L’Assemblée nationale
Voilà un Parlement singulièrement diminué. Il sert pourtant de contrepoids au pouvoir impérial du président. L’Assemblée nationale continue de contrôler l’action du gouvernement; elle peut même le renverser.
Le gouvernement est donc responsable devant le Parlement, comme cela se voit dans toutes les démocraties parlementaires.
Cette constatation amène la question des rapports de l’Assemblée avec la présidence. Contrairement à ce que souhaitait de Gaulle, les partis politiques ne se sont pas évanouis. Ils imprègnent toute la vie politique française. Cela n’a rien d’exceptionnel. Tous les pays démocratiques ont des partis politiques, on n’y échappe pas.
Pour que le régime politique de la Cinquième République fonctionne, il faut que le président et l’Assemblée nationale marchent dans la même direction. Cela ne va pas toujours de soi.
La cohabitation
L’antagonisme gauche-droite que l’on observe un peu partout en Occident était un peu le caillou dans la chaussure du régime gaullien. Tôt ou tard, le président et le Parlement ne seraient pas de même allégeance.
À l’origine, le président était élu pour sept ans, l’Assemblée nationale pour cinq. Les élections législatives n’avaient pas lieu la même année que le scrutin présidentiel. C’est donc avec anxiété que les observateurs attendaient les élections législatives de 1986. Les Français ont élu un Parlement de droite, alors que le président Mitterrand, porté au pouvoir en 1981, était socialiste.

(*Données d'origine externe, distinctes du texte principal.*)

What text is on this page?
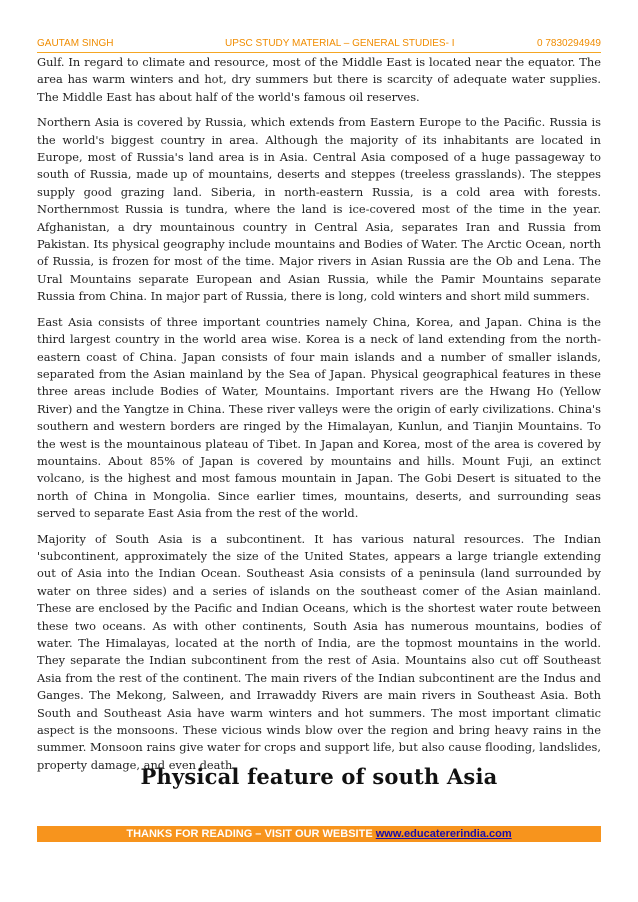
GAUTAM SINGH	UPSC STUDY MATERIAL – GENERAL STUDIES- I	0 7830294949

Gulf. In regard to climate and resource, most of the Middle East is located near the equator. The area has warm winters and hot, dry summers but there is scarcity of adequate water supplies. The Middle East has about half of the world's famous oil reserves.

Northern Asia is covered by Russia, which extends from Eastern Europe to the Pacific. Russia is the world's biggest country in area. Although the majority of its inhabitants are located in Europe, most of Russia's land area is in Asia. Central Asia composed of a huge passageway to south of Russia, made up of mountains, deserts and steppes (treeless grasslands). The steppes supply good grazing land. Siberia, in north-eastern Russia, is a cold area with forests. Northernmost Russia is tundra, where the land is ice-covered most of the time in the year. Afghanistan, a dry mountainous country in Central Asia, separates Iran and Russia from Pakistan. Its physical geography include mountains and Bodies of Water. The Arctic Ocean, north of Russia, is frozen for most of the time. Major rivers in Asian Russia are the Ob and Lena. The Ural Mountains separate European and Asian Russia, while the Pamir Mountains separate Russia from China. In major part of Russia, there is long, cold winters and short mild summers.

East Asia consists of three important countries namely China, Korea, and Japan. China is the third largest country in the world area wise. Korea is a neck of land extending from the north-eastern coast of China. Japan consists of four main islands and a number of smaller islands, separated from the Asian mainland by the Sea of Japan. Physical geographical features in these three areas include Bodies of Water, Mountains. Important rivers are the Hwang Ho (Yellow River) and the Yangtze in China. These river valleys were the origin of early civilizations. China's southern and western borders are ringed by the Himalayan, Kunlun, and Tianjin Mountains. To the west is the mountainous plateau of Tibet. In Japan and Korea, most of the area is covered by mountains. About 85% of Japan is covered by mountains and hills. Mount Fuji, an extinct volcano, is the highest and most famous mountain in Japan. The Gobi Desert is situated to the north of China in Mongolia. Since earlier times, mountains, deserts, and surrounding seas served to separate East Asia from the rest of the world.

Majority of South Asia is a subcontinent. It has various natural resources. The Indian 'subcontinent, approximately the size of the United States, appears a large triangle extending out of Asia into the Indian Ocean. Southeast Asia consists of a peninsula (land surrounded by water on three sides) and a series of islands on the southeast comer of the Asian mainland. These are enclosed by the Pacific and Indian Oceans, which is the shortest water route between these two oceans. As with other continents, South Asia has numerous mountains, bodies of water. The Himalayas, located at the north of India, are the topmost mountains in the world. They separate the Indian subcontinent from the rest of Asia. Mountains also cut off Southeast Asia from the rest of the continent. The main rivers of the Indian subcontinent are the Indus and Ganges. The Mekong, Salween, and Irrawaddy Rivers are main rivers in Southeast Asia. Both South and Southeast Asia have warm winters and hot summers. The most important climatic aspect is the monsoons. These vicious winds blow over the region and bring heavy rains in the summer. Monsoon rains give water for crops and support life, but also cause flooding, landslides, property damage, and even death.

Physical feature of south Asia
THANKS FOR READING – VISIT OUR WEBSITE www.educatererindia.com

Certains prédisaient la chute de la Cinquième République, un blocage entre la présidence et le Parlement étant prévisible.
Or, le président Mitterrand était un fin politicien. Il a pris acte du choix des Français et a nommé un premier ministre de droite, Jacques Chirac. Celui-ci a formé un cabinet, approuvé par le chef d’État, et le gouvernement a pu fonctionner normalement. Deux ans plus tard, Mitterrand battait le même Chirac au scrutin présidentiel. Immédiatement après, Mitterrand dissout l’Assemblée nationale et les Français, en toute logique, élisent un Parlement de gauche. Fin de la cohabitation.
Pas de crise, pas de changement de régime, pas de coup d’État, pas de guerre civile.
La France a connu deux autres périodes de ce que l’on a appelé la cohabitation, soit en 1993-1995 et en 1997-2002.
Le quinquennat
L’élection du président de la République pour sept ans avait pour but de bien ancrer le pouvoir du chef d’État. De Gaulle voulait le voir au-dessus de la mêlée. À la longue, les pouvoirs importants dont il jouit ont paru suffisants aux Français. Le septennat est donc devenu quinquennat. Depuis 2002, le président gouverne pour cinq ans.
C’est donc dire que les élections législatives ont maintenant lieu quelques semaines après le scrutin présidentiel.
Ce qui amène deux questions : Marine Le Pen peut-elle être élue présidente de la République? Comment Macron pourra-t-il gouverner, puisqu’il n’appartient pas à un des grands partis traditionnels de la France?
Réponses dans le prochain article.
Je rebondis sur cet excellent article pour apporter une précision terminologique.
Les journalistes québécois parlent systématiquement et à mauvais escient du « président de la France ». Contrairement à l’appellation du chef de l’État américain, l’appellation « président de la France » est erronée. D’abord, parce que la fonction n’existe pas officiellement sous ce nom. Ensuite parce que personne en France ne le nomme ainsi. Enfin, et surtout, pour des raisons historiques : les rois de France sont devenus rois des Français à partir, sauf erreur de ma part, du XIXe siècle. La nuance sémantique est d’importance : la France ne leur appartenait plus, et ils ne régnaient plus sur la France, mais sur les Français. Et cela vaut pour le président.
On pourrait donc à la limite parler sans se tromper du président des Français, mais c’est à mon sens assez inusité.
Tout cette introduction pour préciser que le chef de l’État français est le « président de la République », et non le président de la France. On peut aussi de façon informelle parler du président français, comme on parlerait du président italien ou russe, mais il ne s’agit aucunement de son titre officiel.